Bild: Helm-Heiland: Jan Plewka im Raumanzug vor dem Kampnagel-Chor.
HAMBURG taz | Irgendwann wird es auch dem Heiland einfach zu bunt.
Erschöpft vom permanenten Predigen und Wunderwirken, so berichten es alle
vier Evangelien, zieht er sich mit seinen Jüngern in eine einsame Gegend
zurück – um in Ruhe verschnaufen zu können. Aber auch dort wartet es schon:
das Volk, voller Hoffnung, dass Jesus weiter predigt und heilt.
Am Abend kommt es zur wundersamen „Speisung der 5.000“: Als alle hungrig
sind, vervielfältigt der Heiland einfach die verbliebenen fünf Brote und
zwei Fische – am Ende sind alle satt.

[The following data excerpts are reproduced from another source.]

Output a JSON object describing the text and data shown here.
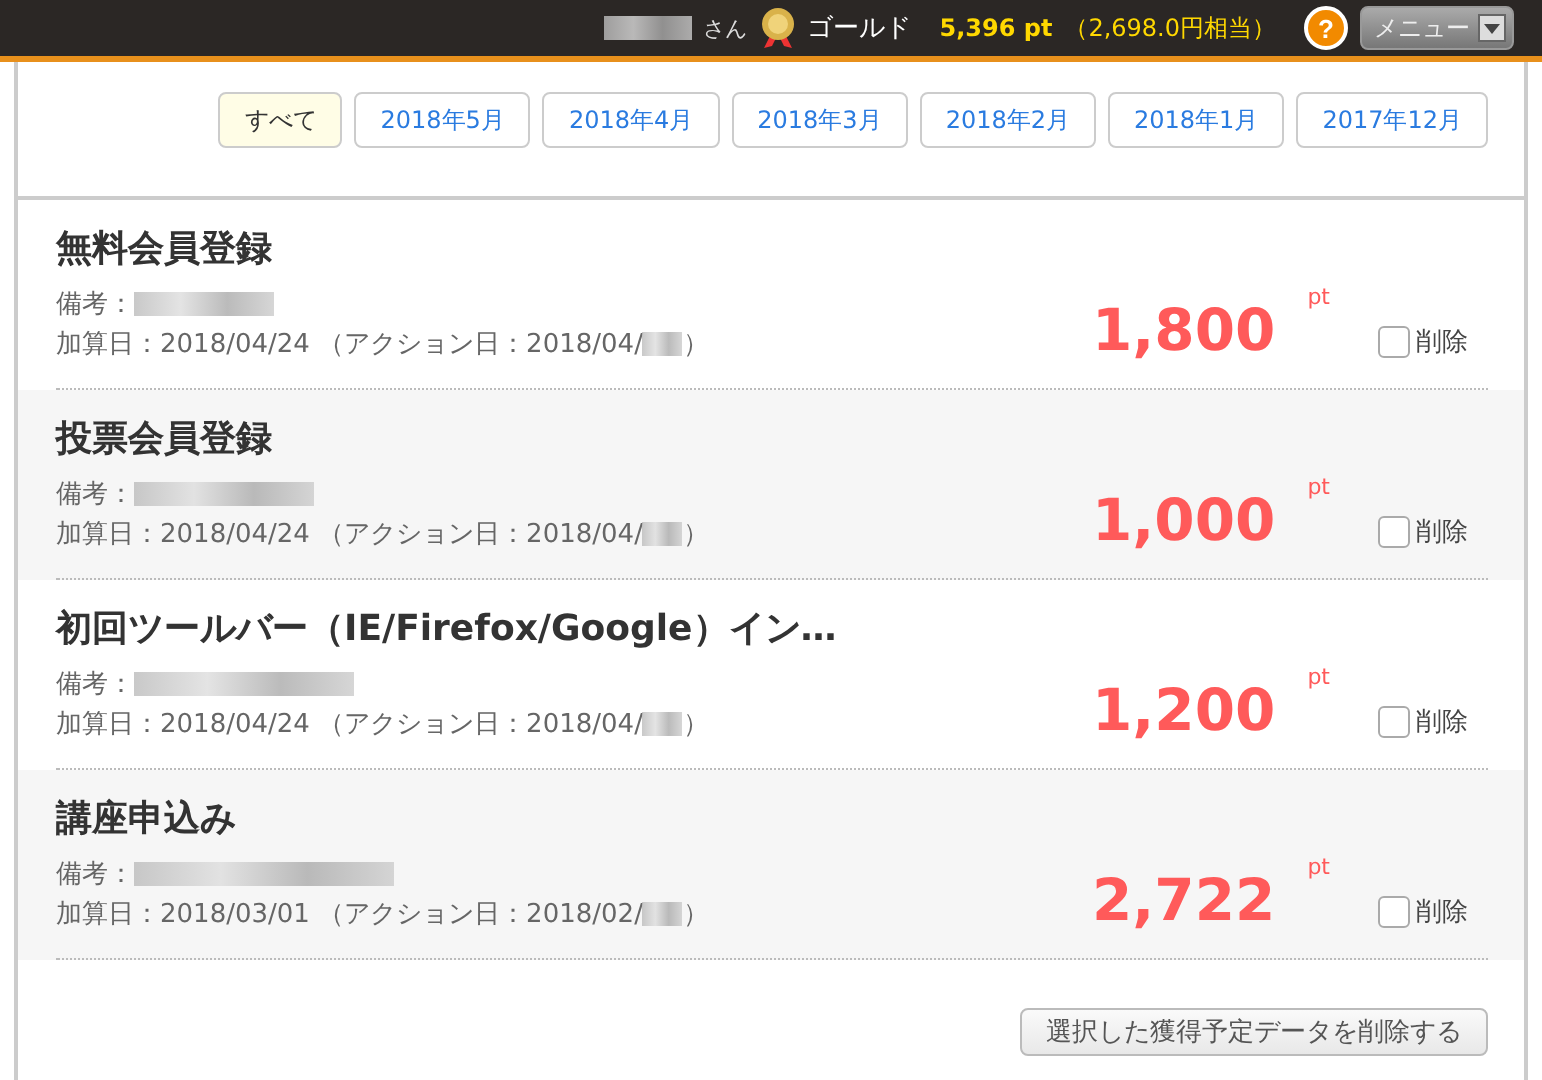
{
  "header": {
    "honorific": "さん",
    "rank": "ゴールド",
    "points": "5,396 pt",
    "value": "（2,698.0円相当）",
    "help": "?",
    "menu": "メニュー"
  },
  "tabs": [
    {
      "label": "すべて",
      "selected": true
    },
    {
      "label": "2018年5月",
      "selected": false
    },
    {
      "label": "2018年4月",
      "selected": false
    },
    {
      "label": "2018年3月",
      "selected": false
    },
    {
      "label": "2018年2月",
      "selected": false
    },
    {
      "label": "2018年1月",
      "selected": false
    },
    {
      "label": "2017年12月",
      "selected": false
    }
  ],
  "entries": [
    {
      "title": "無料会員登録",
      "note_label": "備考：",
      "date": "加算日：2018/04/24 （アクション日：2018/04/",
      "date_end": "）",
      "points": "1,800",
      "unit": "pt",
      "delete_label": "削除",
      "checked": false
    },
    {
      "title": "投票会員登録",
      "note_label": "備考：",
      "date": "加算日：2018/04/24 （アクション日：2018/04/",
      "date_end": "）",
      "points": "1,000",
      "unit": "pt",
      "delete_label": "削除",
      "checked": false
    },
    {
      "title": "初回ツールバー（IE/Firefox/Google）イン…",
      "note_label": "備考：",
      "date": "加算日：2018/04/24 （アクション日：2018/04/",
      "date_end": "）",
      "points": "1,200",
      "unit": "pt",
      "delete_label": "削除",
      "checked": false
    },
    {
      "title": "講座申込み",
      "note_label": "備考：",
      "date": "加算日：2018/03/01 （アクション日：2018/02/",
      "date_end": "）",
      "points": "2,722",
      "unit": "pt",
      "delete_label": "削除",
      "checked": false
    }
  ],
  "delete_button": "選択した獲得予定データを削除する"
}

Aber Jesus hat wirklich genug vom
permanenten Wunderdruck: Noch weiter flieht er vor den Menschen, in eine
verlassene Berglandschaft.
Es ist die eigentümliche Verknüpfung von Vervielfältigung und erschöpfter
Müdigkeit, die das aus dem Hamburger Komponisten Jan Dvorak, dem Berliner
Regisseur Thomas Fielder und der Dramaturgin Julia Warnemünde bestehende
Kollektiv Kommando Himmelfahrt vor zwei Jahren angeregt hat, aus der kurzen
biblischen Wundergeschichte eine groß angelegte Musiktheater-Studie über
die Einsamkeit im Zeitalter der technischen Reproduzierbarkeit zu machen.
Am Freitag feiert „Die Speisung der 5000“ nun auf Kampnagel Premiere –
illuster besetzt mit dem Selig-Sänger Jan Plewka, dem Schauspieler Peter
Maertens, dem Hamburger Ensemble Resonanz, der Gruppe niedervolthoudini und
dem vom Kommando Himmelfahrt gegründeten Kampnagel-Chor.

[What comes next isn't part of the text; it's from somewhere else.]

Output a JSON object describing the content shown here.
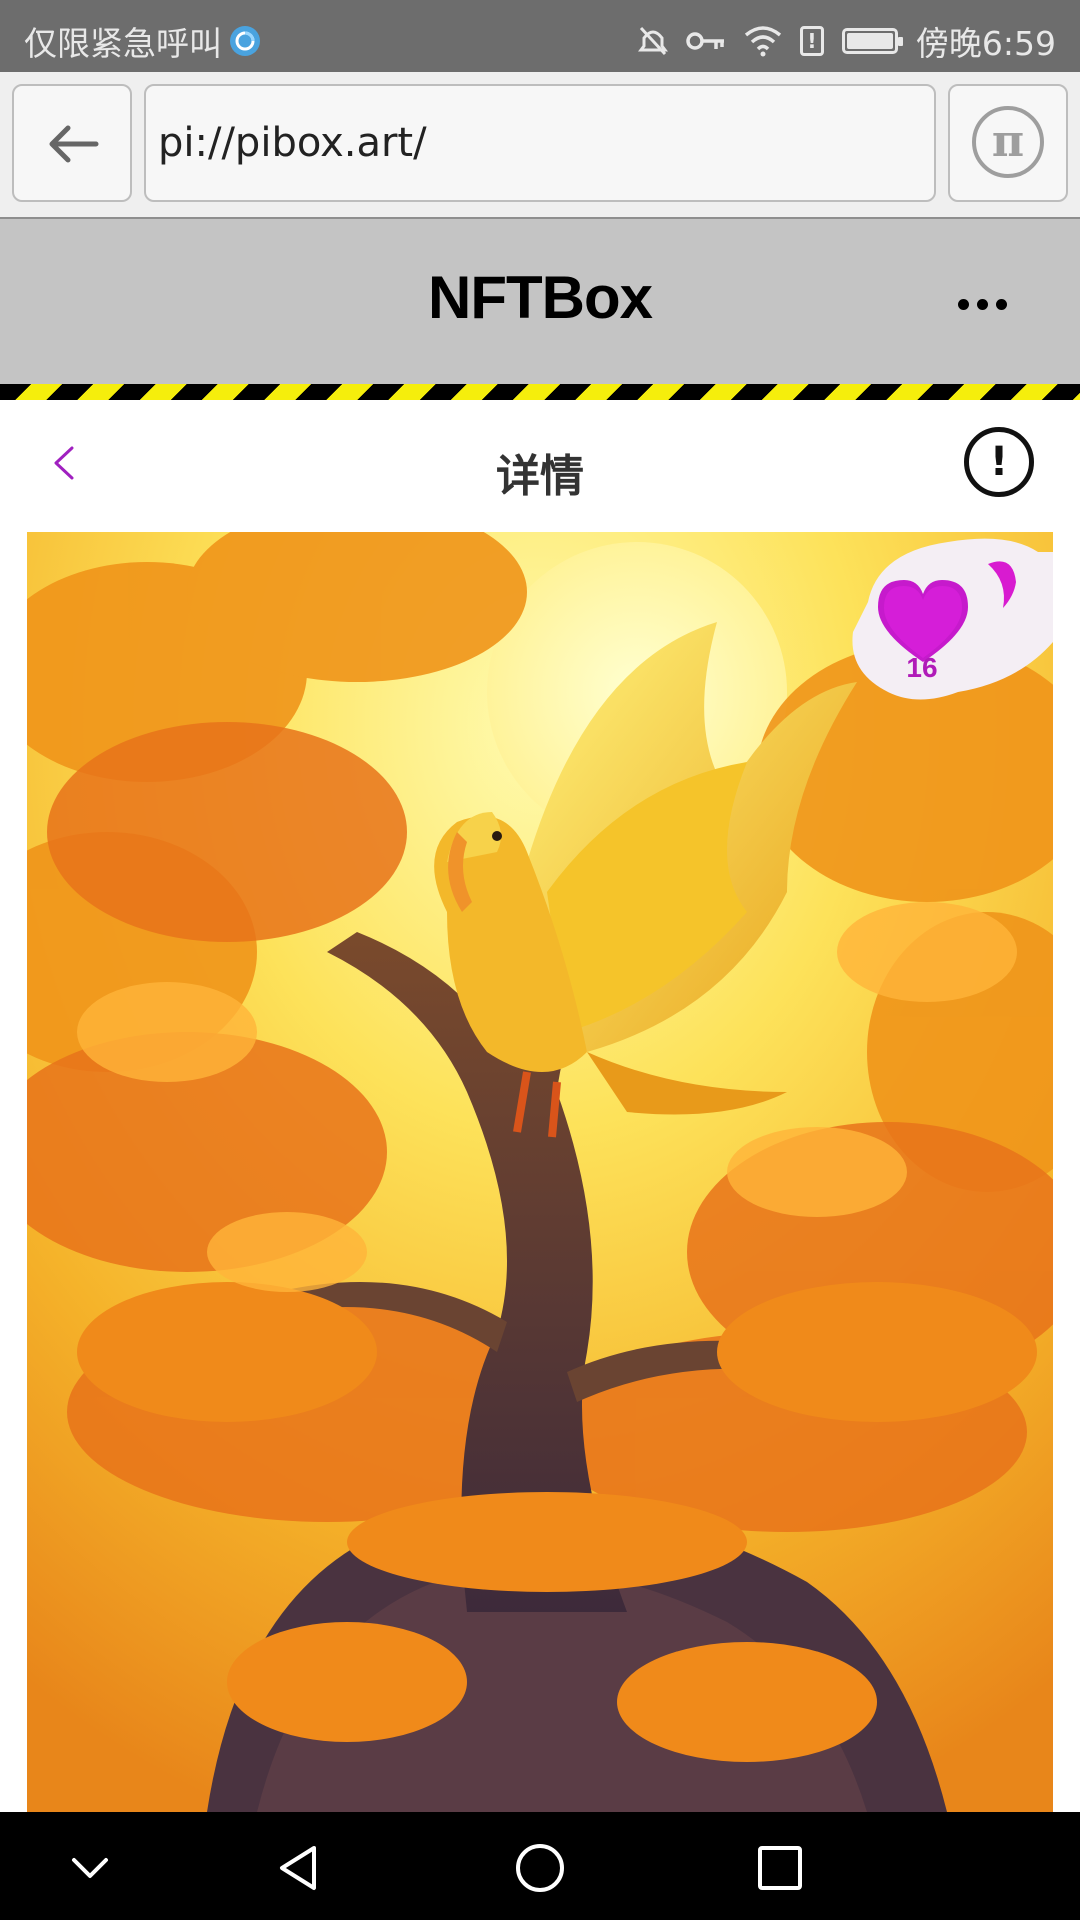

„Das Prinzip der Vervielfältigung hat uns interessiert, weil es nicht nur
wunderbar, sondern auch zum Grundprinzip der digitalen Gesellschaft
geworden ist“, erzählt Dvorak. Und in einem untrennbaren Zusammenhang mit
der erschöpften Müdigkeit steht: „In der Geschichte steckt beides“, ergä…
Fiedler: „Einmal das Ausgeben, Säen, Verteilen und Vervielfältigen und auf
der anderen Seite der Wunsch nach Rückzug. Das war für uns deshalb ein
interessantes Bild, weil es einen Punkt betrifft, an den man in einer
Massenvervielfältigungsgesellschaft selbst manchmal kommt.“
Und so ist der Heiland auf der Bühne immer mehr zu einem technischen
Heiland geworden: Im 19. Jahrhundert beginnt die Geschichte des
Menschensohnes Tom, gespielt von Jan Plewka, der mit der industriellen
Revolution beginnt, die Welt zu verbessern und technische Wunder am
laufenden Band zu ermöglichen und zu vermarkten: Vervielfältigungstechniken
wie die Wachswalze, den Phonografen, die Telegrafie, schließlich den
35-mm-Film als Versuch, lebende Bilder herzustellen.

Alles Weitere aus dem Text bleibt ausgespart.